Reputation: 81
I am looking at a column of strings, a large number starts with either In or For. I would like to remove these from the first word but only if it matches these values.
For example:
data['description'] = 'For people aged 3 and above', 'in the cleaning aisle', 'introducing pioneering technology'
I would like to have:
data['description'] = 'people aged 3 and above', 'the cleaning aisle', 'introducing pioneering technology'
where the word introducing isn't impacted by the change.
I have tried variations of this:
words = ('in ','for ')
if data['qual_name_test'].str.startswith(words):
data['qual_name_test'] = data['qual_name_test'][len(words):].lstrip()
However I get this error:
ValueError: The truth value of a Series is ambiguous. Use a.empty, a.bool(), a.item(), a.any() or a.all().
Would anyone have experience with this?
Upvotes: 0
Views: 323
Reputation: 27196
Yet another approach.
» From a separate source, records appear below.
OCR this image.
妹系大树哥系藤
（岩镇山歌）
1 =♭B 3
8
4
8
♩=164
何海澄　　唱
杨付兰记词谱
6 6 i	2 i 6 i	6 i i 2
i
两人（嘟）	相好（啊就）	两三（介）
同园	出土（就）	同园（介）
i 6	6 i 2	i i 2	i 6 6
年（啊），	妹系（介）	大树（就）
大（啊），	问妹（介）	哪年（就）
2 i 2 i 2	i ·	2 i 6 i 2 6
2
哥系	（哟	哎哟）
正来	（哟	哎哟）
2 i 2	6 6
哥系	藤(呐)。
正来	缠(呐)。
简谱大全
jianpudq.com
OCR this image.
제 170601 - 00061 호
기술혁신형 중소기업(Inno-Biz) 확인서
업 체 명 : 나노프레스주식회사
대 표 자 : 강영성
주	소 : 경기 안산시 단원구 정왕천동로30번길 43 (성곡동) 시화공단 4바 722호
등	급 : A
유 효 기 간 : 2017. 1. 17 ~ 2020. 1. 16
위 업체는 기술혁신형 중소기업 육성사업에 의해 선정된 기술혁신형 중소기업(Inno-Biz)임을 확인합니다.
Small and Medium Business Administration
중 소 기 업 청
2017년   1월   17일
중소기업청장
Note that the value associated with data['description'] is a tuple therefore:
data = {}
data['description'] = 'For people aged 3 and above', 'in the cleaning aisle', 'introducing pioneering technology'
def fix(t):
r = tuple()
for e in t:
if (w := e.split()) and w[0] in {'For', 'for', 'In', 'in'}:
r = *r, e[len(w[0])+1:]
else:
r = *r, e
return r
data['description'] = fix(data['description'])
print(*data['description'], sep=', ')
Output:
people aged 3 and above, the cleaning aisle, introducing pioneering technology
Upvotes: 1
Reputation: 618
The most straightforward way is a simple comparison for each case
data = ['For people aged 3 and above', 'in the cleaning aisle', 'introducing pioneering technology']
result = []
FOR = 'for '
IN = 'in '
for entry in data:
# entry is now a string from the list
if entry.lower().startswith(FOR):
result.append(entry[4:])
elif entry.lower().startswith(IN):
result.append(entry[3:])
else:
result.append(entry)
A bit more sophisticated is a regular expression replacement, doing the manual work for you
import re
data = ['For people aged 3 and above', 'in the cleaning aisle', 'introducing pioneering technology']
pattern = re.compile('(?i)^(for |in )')
result = [re.sub(pattern, '', entry, count=0, flags=0)) for entry in data]
Both scripts can be tested with
print(data)
print(result)
and yield
['For people aged 3 and above', 'in the cleaning aisle', 'introducing pioneering technology']
['people aged 3 and above', 'the cleaning aisle', 'introducing pioneering technology']
Upvotes: 4
Reputation: 77377
.replace
accepts a regular expression. Match the stuff you don't want and replace with an empty string. The ^
matches the start of the string, (?i)
ignores case. Then list words separated with |
.
data['description'].replace(r"^(?i)(for|in)\s+", "", regex=True)
Upvotes: 5
Reputation: 4253
try using a dataframe apply and the startswith function on the string
lst=['For people aged 3 and for above', 'in the cleaning in aisle', 'introducing pioneering technology']
df=pd.DataFrame(lst,columns=["Phrase"])
def StripForAndIn(sentence):
words=["For ","in ","In ","For "]
for word in words:
if sentence.startswith(word):
sentence=sentence[len(word):]
return sentence
df["Phrase2"]=df["Phrase"].apply(StripForAndIn)
print(df)
Upvotes: 1